Eric Bosmans, quel regard portez-vous sur l’activité 2020 du Groupe ?

"Nos ventes 2020, estimées à 1.182 milliards d'euros, sont ressorties supérieures aux attentes, à -3.5 % par rapport à l'exercice précédent dont -6.6 % à périmètre comparable. Nous estimons que le premier confinement nous a coûté 130M€ de ventes magasins compensées à hauteur de 20 M€ par la hausse de nos ventes en ligne, avec un impact plus modéré sur le 2e confinement de l’ordre de -60/+10M€. L’impact global ressort donc à -160 M€. Nous avons donc fortement accéléré sur les ventes en ligne qui ont représenté 33% des ventes Groupe sur l’année." 
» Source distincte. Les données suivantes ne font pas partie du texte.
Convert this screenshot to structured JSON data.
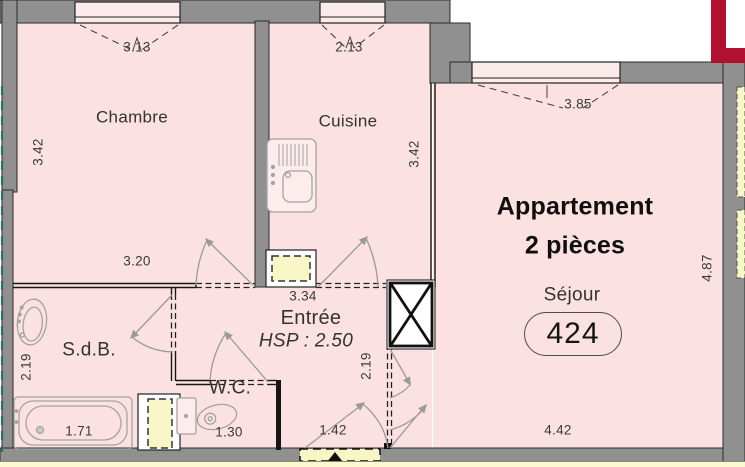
{
  "floorplan": {
    "apartment": {
      "title_line1": "Appartement",
      "title_line2": "2 pièces",
      "unit_number": "424"
    },
    "rooms": {
      "chambre": "Chambre",
      "cuisine": "Cuisine",
      "sejour": "Séjour",
      "sdb": "S.d.B.",
      "wc": "W.C.",
      "entree": "Entrée",
      "entree_ceiling_height": "HSP : 2.50"
    },
    "dimensions": {
      "chambre_window": "3.13",
      "cuisine_window": "2.13",
      "sejour_window": "3.85",
      "chambre_width": "3.20",
      "chambre_height": "3.42",
      "cuisine_height": "3.42",
      "entree_width": "3.34",
      "sdb_height": "2.19",
      "entree_height": "2.19",
      "sejour_height": "4.87",
      "bathtub_length": "1.71",
      "wc_width": "1.30",
      "entree_door": "1.42",
      "sejour_width": "4.42"
    },
    "colors": {
      "room_fill": "#fbe1e1",
      "wall_gray": "#909090",
      "adjacent_unit_red": "#b30f31",
      "duct_yellow": "#f8f5c6",
      "boundary_teal": "#2a6e63"
    }
  }
}
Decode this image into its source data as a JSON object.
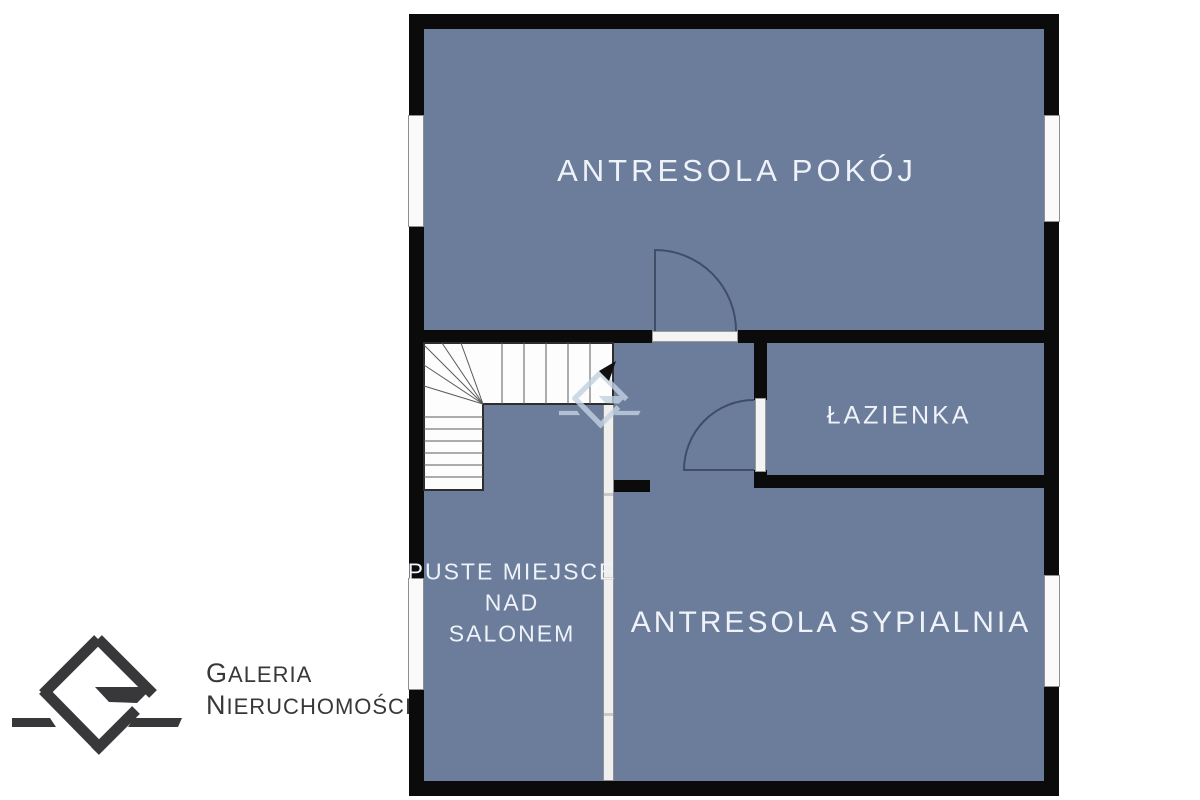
{
  "rooms": {
    "pokoj": {
      "label": "ANTRESOLA POKÓJ"
    },
    "lazienka": {
      "label": "ŁAZIENKA"
    },
    "puste": {
      "line1": "PUSTE MIEJSCE",
      "line2": "NAD",
      "line3": "SALONEM"
    },
    "sypialnia": {
      "label": "ANTRESOLA SYPIALNIA"
    }
  },
  "branding": {
    "name_line1": "GALERIA",
    "name_line2": "NIERUCHOMOŚCI"
  },
  "colors": {
    "floor": "#6b7d9b",
    "wall": "#0b0b0b",
    "label": "#eff3f9",
    "logotext": "#38383a",
    "watermark": "#c3d1e1",
    "doorarc": "#3d4e66",
    "stairline": "#5a5a5a"
  }
}
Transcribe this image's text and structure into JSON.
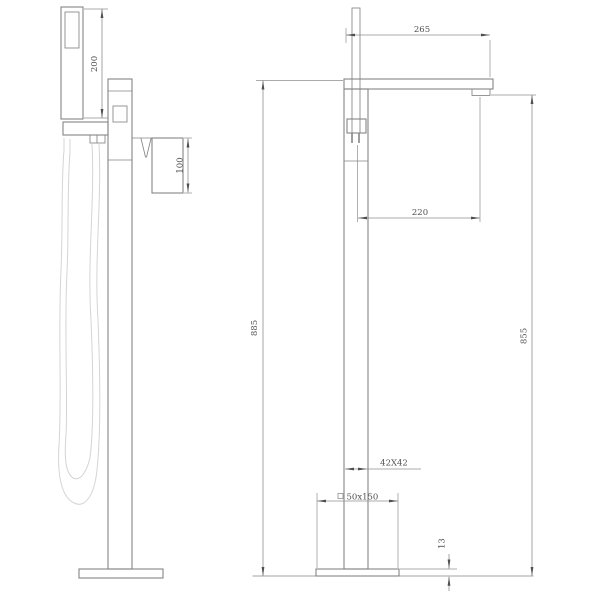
{
  "title": "Freestanding bath shower mixer technical drawing",
  "dimensions": {
    "handshower_length": "200",
    "handle_height": "100",
    "spout_reach": "265",
    "rod_to_outlet": "220",
    "total_height": "885",
    "outlet_height": "855",
    "column_section": "42X42",
    "base_section": "50x150",
    "base_thickness": "13"
  },
  "colors": {
    "line": "#858585",
    "dim": "#8f8f8f",
    "text": "#4f4f4f",
    "hose": "#d4d4d4",
    "background": "#ffffff"
  }
}
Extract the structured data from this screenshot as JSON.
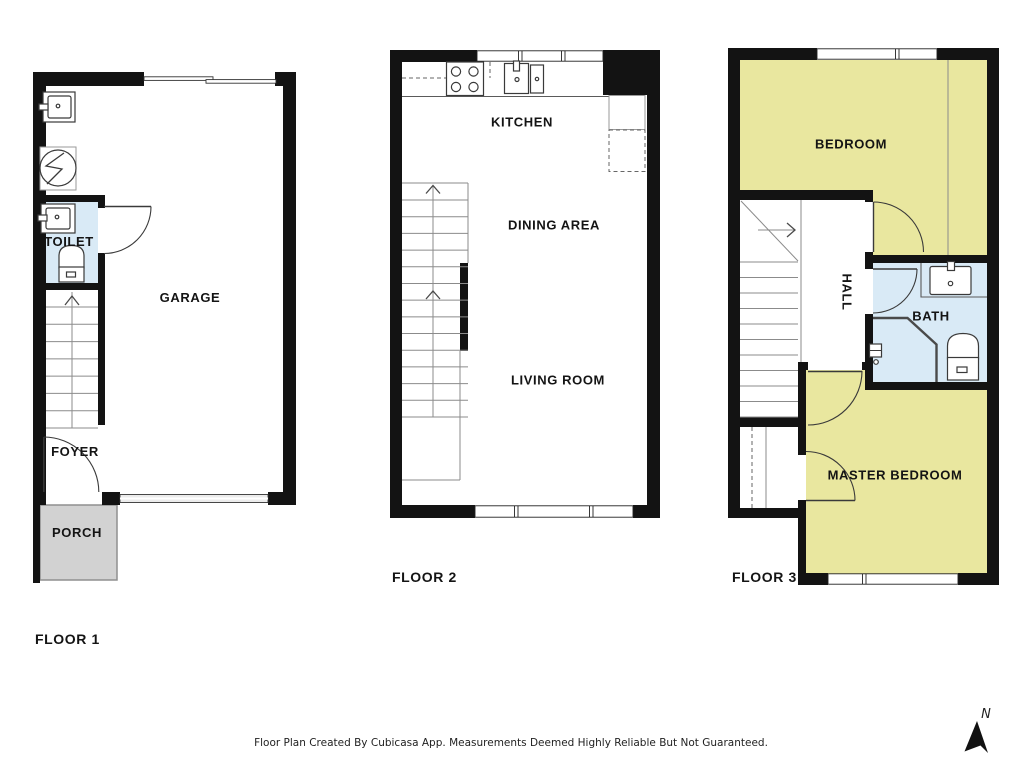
{
  "palette": {
    "wall": "#131313",
    "wet_room": "#d9eaf6",
    "bedroom": "#e9e79f",
    "porch": "#d2d2d2"
  },
  "floor1": {
    "label": "FLOOR 1",
    "rooms": {
      "toilet": "TOILET",
      "garage": "GARAGE",
      "foyer": "FOYER",
      "porch": "PORCH"
    }
  },
  "floor2": {
    "label": "FLOOR 2",
    "rooms": {
      "kitchen": "KITCHEN",
      "dining": "DINING AREA",
      "living": "LIVING ROOM"
    }
  },
  "floor3": {
    "label": "FLOOR 3",
    "rooms": {
      "bedroom": "BEDROOM",
      "hall": "HALL",
      "bath": "BATH",
      "master_bedroom": "MASTER BEDROOM"
    }
  },
  "compass": {
    "north_label": "N"
  },
  "footer": {
    "disclaimer": "Floor Plan Created By Cubicasa App. Measurements Deemed Highly Reliable But Not Guaranteed."
  }
}
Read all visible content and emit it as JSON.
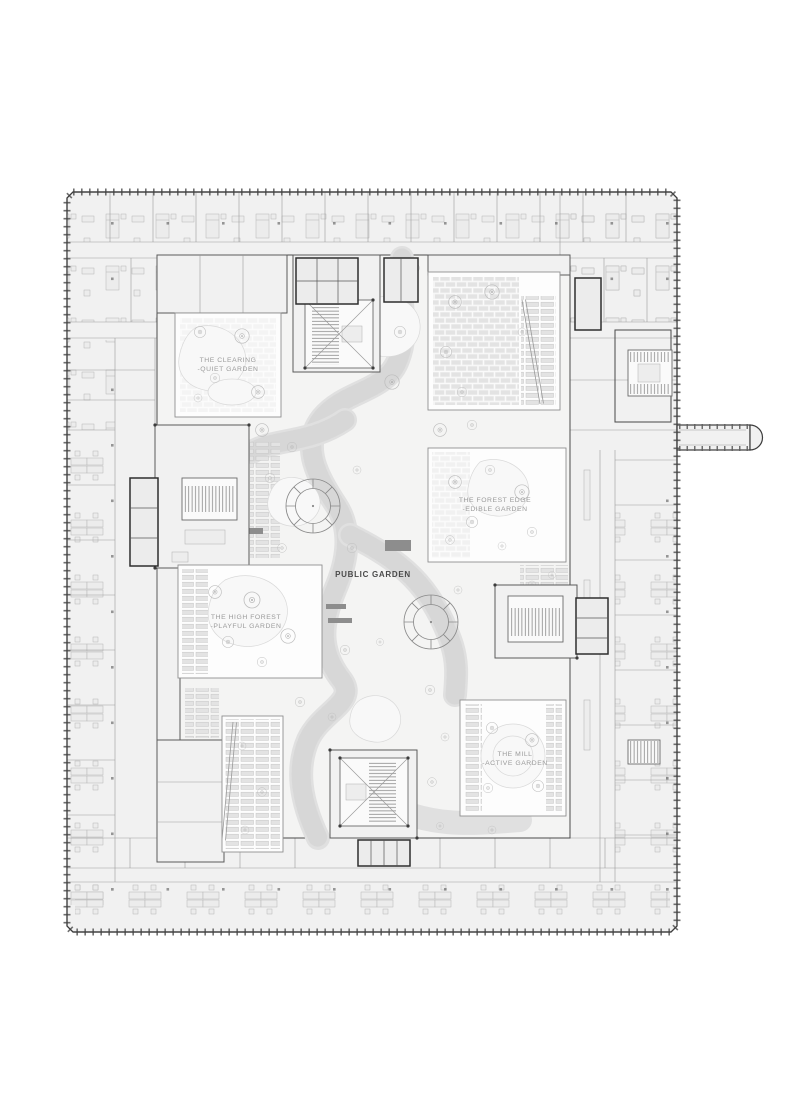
{
  "plan": {
    "labels": {
      "clearing": {
        "line1": "THE CLEARING",
        "line2": "-QUIET GARDEN"
      },
      "forest_edge": {
        "line1": "THE FOREST EDGE",
        "line2": "-EDIBLE GARDEN"
      },
      "public_garden": "PUBLIC GARDEN",
      "high_forest": {
        "line1": "THE HIGH FOREST",
        "line2": "-PLAYFUL GARDEN"
      },
      "mill": {
        "line1": "THE MILL",
        "line2": "-ACTIVE GARDEN"
      }
    },
    "colors": {
      "paper": "#ffffff",
      "floor": "#f1f1f1",
      "wall_dark": "#3c3c3c",
      "partition_gray": "#9b9b9b",
      "furniture_gray": "#b5b5b5",
      "paving_gray": "#dedede",
      "bench_dark": "#8d8d8d",
      "label_gray": "#9a9a9a",
      "label_dark": "#4a4a4a"
    }
  }
}
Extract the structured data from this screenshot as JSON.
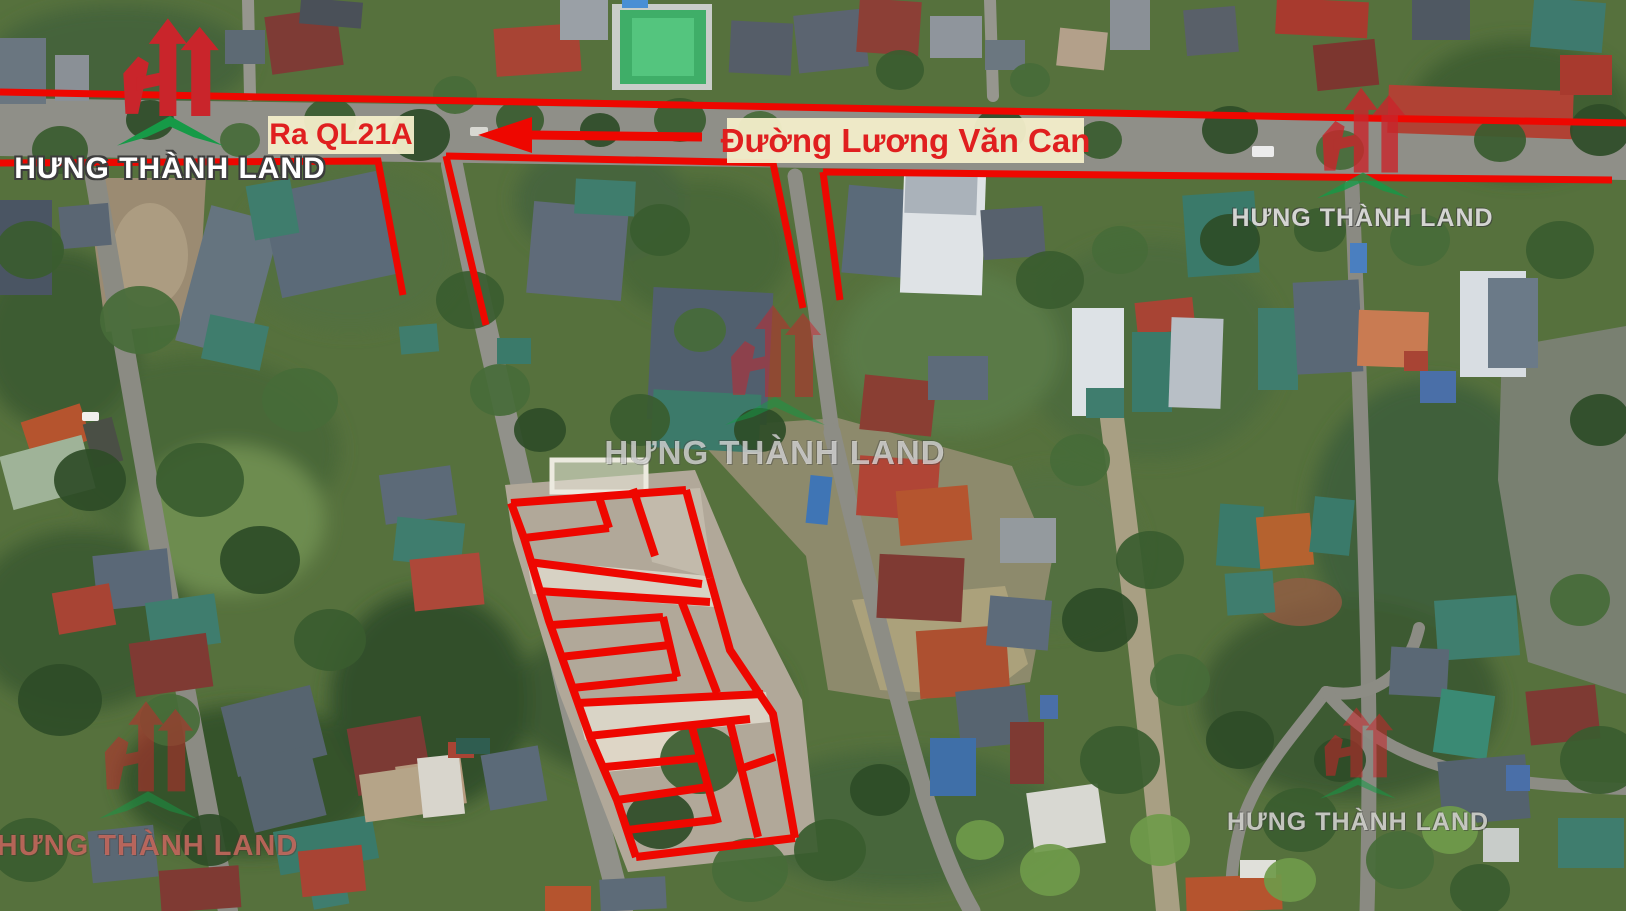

Vous avez lancé un plan d’économie en 2020 compte tenu de la crise. Quels furent les principaux leviers de réduction du point mort ?

"Nous nous sommes concentrés sur la gestion des coûts et du cash encore plus particulièrement en 2020. Nous avons eu recours au chômage partiel au 1er confinement surtout, et de façon beaucoup plus limitée lors du 2e confinement car le siège a continué de travailler quasi-normalement et une grande partie des magasins sont restés ouverts pour assurer le click&collect. Les coûts opérationnels totaux (magasins, centraux et marketing) ont diminué de 25 millions d’euros au premier semestre, soit une baisse de 14,1 % par rapport à l'année précédente, dépassant l'objectif de -10 % que le Groupe s’était fixé en mars 2020. Les coûts opérationnels des magasins et les coûts centraux ont diminué de 15,7 % au premier semestre 2020 par rapport à l'année précédente grâce aux plans d’économies engagés. Les coûts de publicité ont diminué de 3,3 % au premier semestre 2020 par rapport à l'année précédente grâce à l’optimisation de nos investissements marketing en ligne. Les réductions temporaires de loyers négociées et enregistrées au premier semestre se sont élevées à 5 millions d'euros. En termes de coûts opérationnels et financiers sur une base annuelle, le Groupe estime qu’il aura dépensé environ 2 millions d'euros liés à la mise en œuvre des mesures de distanciation sociale dans ses magasins. Nous n’avons pas encore communiqué les résultats du 2e semestre. Je peux juste vous rappeler que notre marge d’EBITDA était à 14.1% au S1 contre 17,2% un an plus tôt, et que le second semestre sera meilleur que le premier, avec globalement une baisse de l'EBITDA de l'année 2020 d’un peu moins de 10 % par rapport aux 259 M€ réalisés en 2019. Cela implique que l’EBITDA du 2ème semestre 2020 sera supérieur à son niveau de 2019."                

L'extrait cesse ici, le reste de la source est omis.